If we use the inter-quartile range proximity rule, we determine the imputation values by adding 1.5 times the IQR to the 75th quantile. If variables are normally distributed, we can calculate the imputation values as the mean plus a factor of the standard deviation, imputation_dict = (X_train.mean() + 3 * X_train.std()).to_dict().

  1. Finally, let’s replace the missing data:
    X_train_t = X_train.fillna(value=imputation_dict)
    X_test_t = X_test.fillna(value=imputation_dict)

Note

We can also replace missing data with values at the left tail of the distribution using value = X_train[var].quantile(0.25) - 1.5 * IQR or value = X_train[var].mean() – 3 * X_train[var].std().

To finish, let’s impute missing values using feature-engine.

  1. Let’s set up imputer to estimate a value at the right of the distribution using the IQR proximity rule:
    imputer = EndTailImputer(
        imputation_method="iqr",
        tail="right",
        fold=3,
        variables=None,
    )

Note

To use the mean and standard deviation to calculate the replacement values, set imputation_method="Gaussian". Use left or right in the tail argument to specify the side of the distribution to consider when finding values for the imputation.

  1. Let’s fit EndTailImputer() to the train set so that it learns the values for the imputation:
    imputer.fit(X_train)
  2. Let’s inspect the learned values:
    imputer.imputer_dict_

    The previous command returns a dictionary with the values to use to impute each variable:

    {'A2': 88.18,
     'A3': 27.31,
     'A8': 11.504999999999999,
     'A11': 12.0,
     'A14': 908.0,
     'A15': 1800.0}
  3. Finally, let’s replace the missing values:
    X_train = imputer.transform(X_train)
    X_test = imputer.transform(X_test)

Remember that you can corroborate that the missing values were replaced by using X_train[['A2','A3', 'A8', 'A11', 'A14', 'A15']].isnull().mean().

How it works...

In this recipe, we replaced missing values in numerical variables with a number at the end of the distribution using pandas and feature-engine.

We determined the imputation values according to the formulas described in the introduction to this recipe. We used pandas quantile() to find specific quantile values, or pandas mean() and std() for the mean and standard deviation. With pandas fillna() we replaced the missing values.

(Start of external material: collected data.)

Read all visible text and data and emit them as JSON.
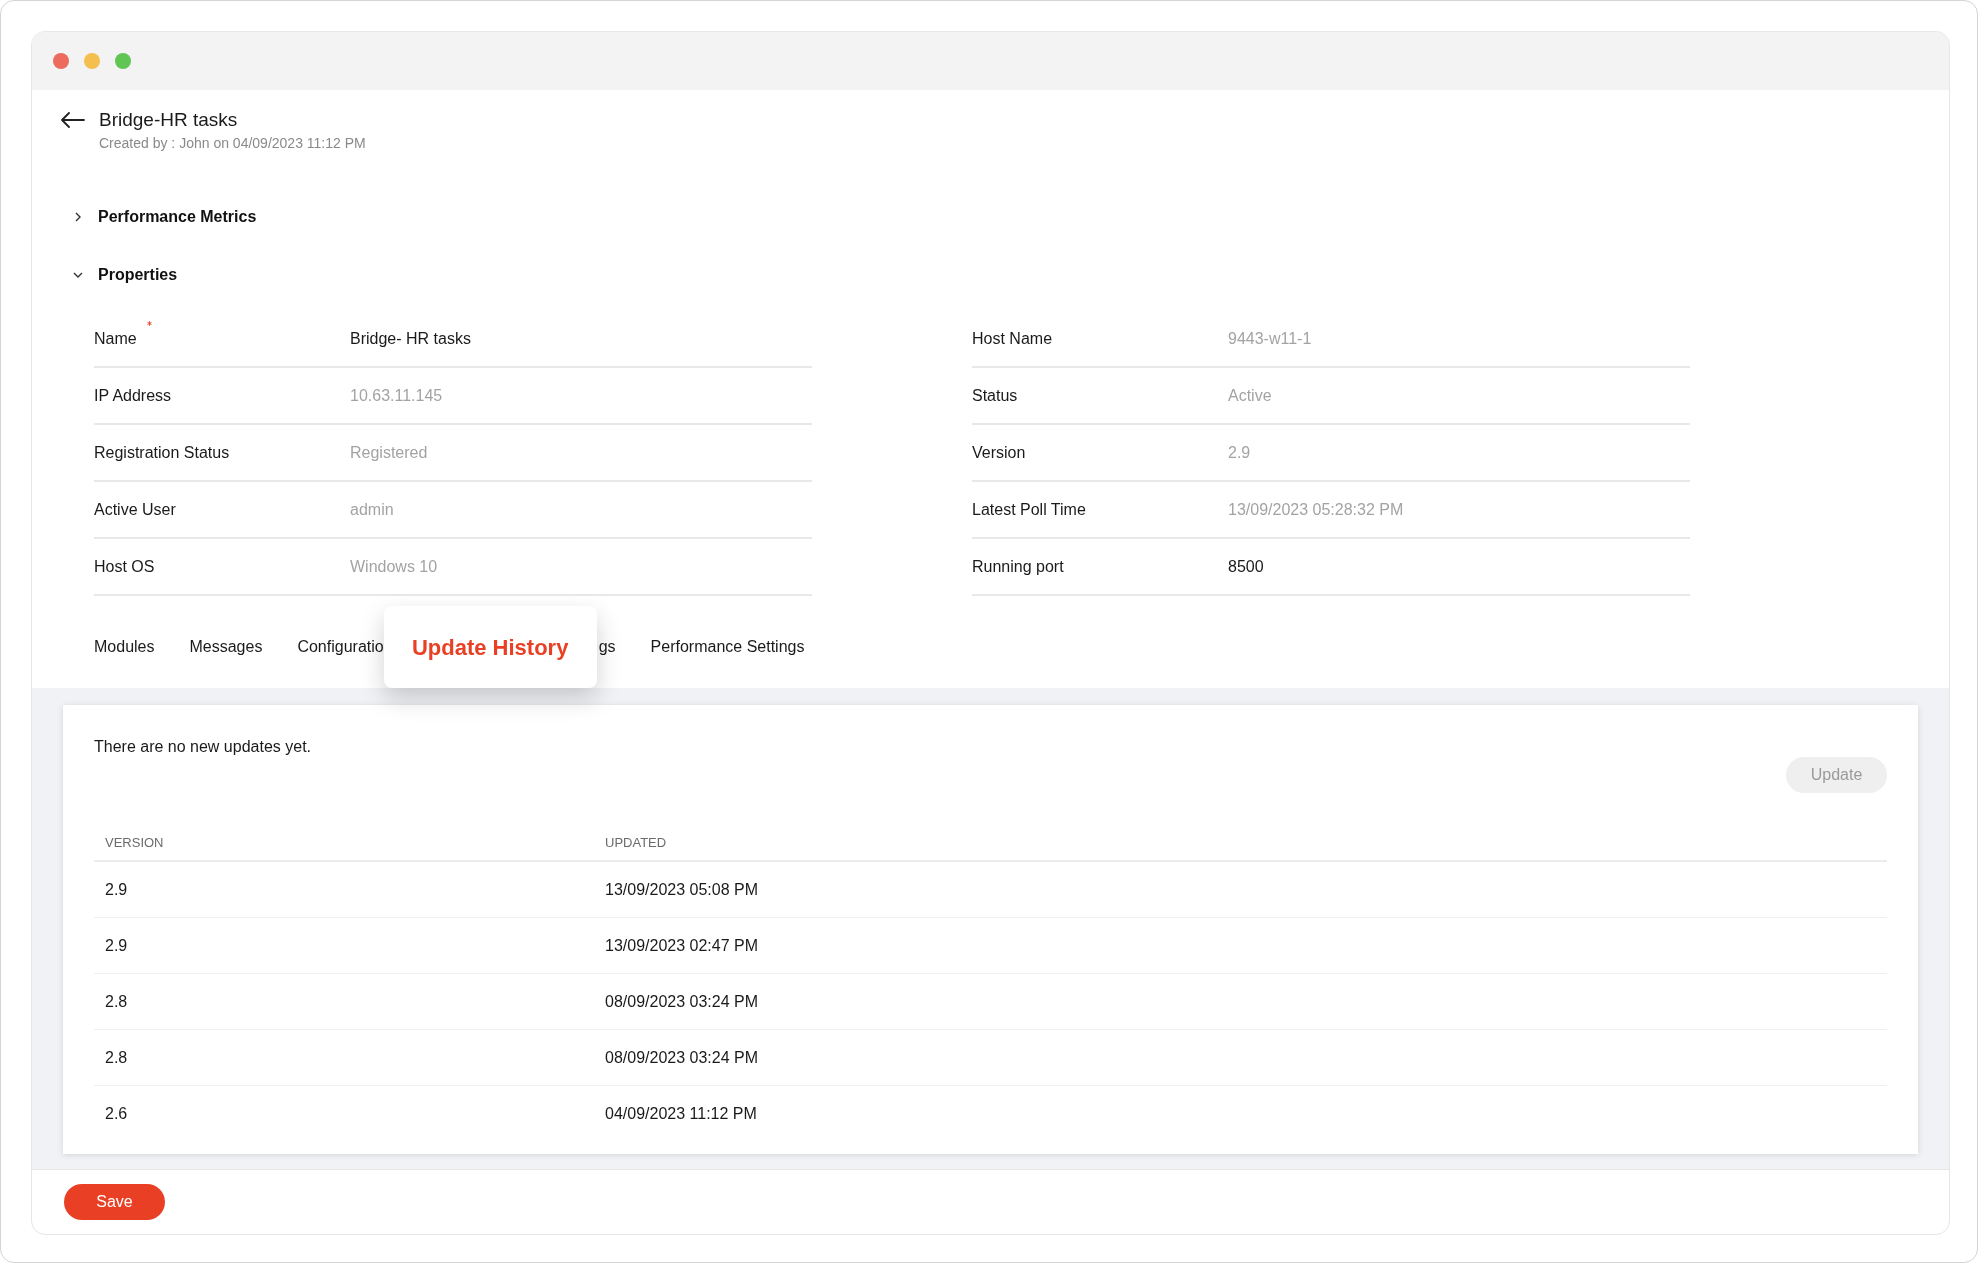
{
  "header": {
    "title": "Bridge-HR tasks",
    "subtitle": "Created by : John on 04/09/2023 11:12 PM"
  },
  "sections": [
    {
      "label": "Performance Metrics",
      "expanded": false
    },
    {
      "label": "Properties",
      "expanded": true
    }
  ],
  "properties": {
    "left": [
      {
        "label": "Name",
        "value": "Bridge- HR tasks",
        "required": true,
        "disabled": false
      },
      {
        "label": "IP Address",
        "value": "10.63.11.145",
        "required": false,
        "disabled": true
      },
      {
        "label": "Registration Status",
        "value": "Registered",
        "required": false,
        "disabled": true
      },
      {
        "label": "Active User",
        "value": "admin",
        "required": false,
        "disabled": true
      },
      {
        "label": "Host OS",
        "value": "Windows 10",
        "required": false,
        "disabled": true
      }
    ],
    "right": [
      {
        "label": "Host Name",
        "value": "9443-w11-1",
        "required": false,
        "disabled": true
      },
      {
        "label": "Status",
        "value": "Active",
        "required": false,
        "disabled": true
      },
      {
        "label": "Version",
        "value": "2.9",
        "required": false,
        "disabled": true
      },
      {
        "label": "Latest Poll Time",
        "value": "13/09/2023 05:28:32 PM",
        "required": false,
        "disabled": true
      },
      {
        "label": "Running port",
        "value": "8500",
        "required": false,
        "disabled": false
      }
    ]
  },
  "tabs": [
    {
      "label": "Modules",
      "selected": false
    },
    {
      "label": "Messages",
      "selected": false
    },
    {
      "label": "Configuratio",
      "selected": false
    },
    {
      "label": "gs",
      "selected": false
    },
    {
      "label": "Performance Settings",
      "selected": false
    }
  ],
  "highlight_callout": {
    "label": "Update History"
  },
  "panel": {
    "message": "There are no new updates yet.",
    "update_button": {
      "label": "Update",
      "disabled": true
    },
    "table": {
      "columns": [
        "VERSION",
        "UPDATED"
      ],
      "rows": [
        [
          "2.9",
          "13/09/2023 05:08 PM"
        ],
        [
          "2.9",
          "13/09/2023 02:47 PM"
        ],
        [
          "2.8",
          "08/09/2023 03:24 PM"
        ],
        [
          "2.8",
          "08/09/2023 03:24 PM"
        ],
        [
          "2.6",
          "04/09/2023 11:12 PM"
        ]
      ]
    }
  },
  "footer": {
    "save_button": "Save"
  }
}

To replace missing values with EndTailImputer() from feature-engine, we set distribution to iqr to calculate the values based on the IQR proximity rule. With tail set to right the transformer found the imputation values from the right of the distribution. With fit(), the imputer learned and stored the values for the imputation in a dictionary in the imputer_dict_ attribute. With transform(), we replaced the missing values, returning DataFrames.

Marking imputed values

In the previous recipes, we focused on replacing missing data with estimates of their values. In addition, we can add missing indicators to mark observations where values were missing.

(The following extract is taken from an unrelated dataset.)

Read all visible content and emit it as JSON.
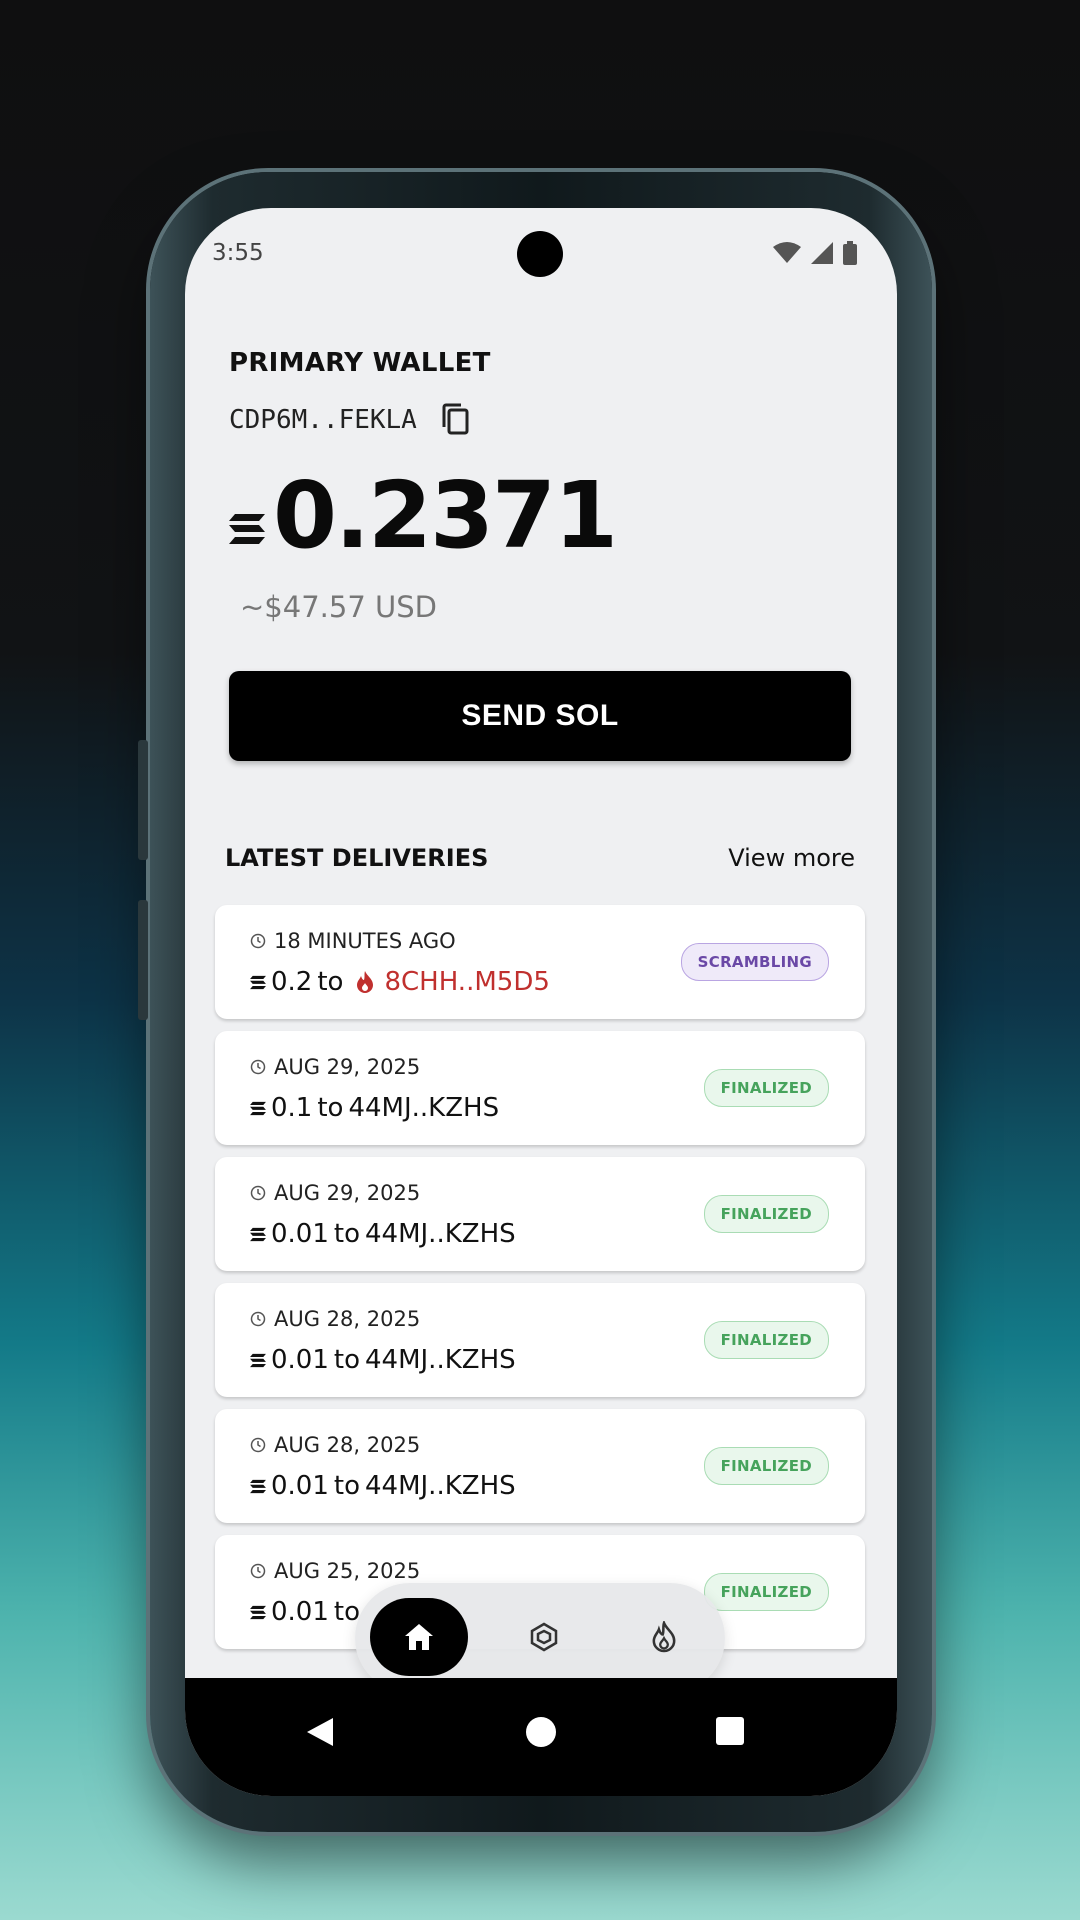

A missing indicator is a binary variable that takes the value 1 or True to indicate whether a value was missing, and 0 or False otherwise. It is common practice to replace missing observations with the mean, median, or most frequent category while simultaneously marking those missing observations with missing indicators. In this recipe, we will learn how to add missing indicators using pandas, scikit-learn, and feature-engine.

How to do it...

Let’s begin by making some imports and loading the data:

  1. Let’s import the required libraries, functions, and classes:
    import pandas as pd
    import numpy as np
    from sklearn.model_selection import train_test_split
    from sklearn.impute import SimpleImputer
    from sklearn.compose import ColumnTransformer
    from sklearn.pipeline import Pipeline
    from feature_engine.imputation import(
        AddMissingIndicator,
        CategoricalImputer,
        MeanMedianImputer
    )
  2. Let’s load and split the dataset described in the Technical requirements section:
    data = pd.read_csv("credit_approval_uci.csv")
    X_train, X_test, y_train, y_test = train_test_split(
        data.drop("target", axis=1),
        data["target"],
        test_size=0.3,
        random_state=0,
    )
  3. Let’s capture the variable names in a list:
    varnames = ["A1", "A3", "A4", "A5", "A6", "A7", "A8"]
  4. Let’s create names for the missing indicators and store them in a list:
    indicators = [f"{var}_na" for var in varnames]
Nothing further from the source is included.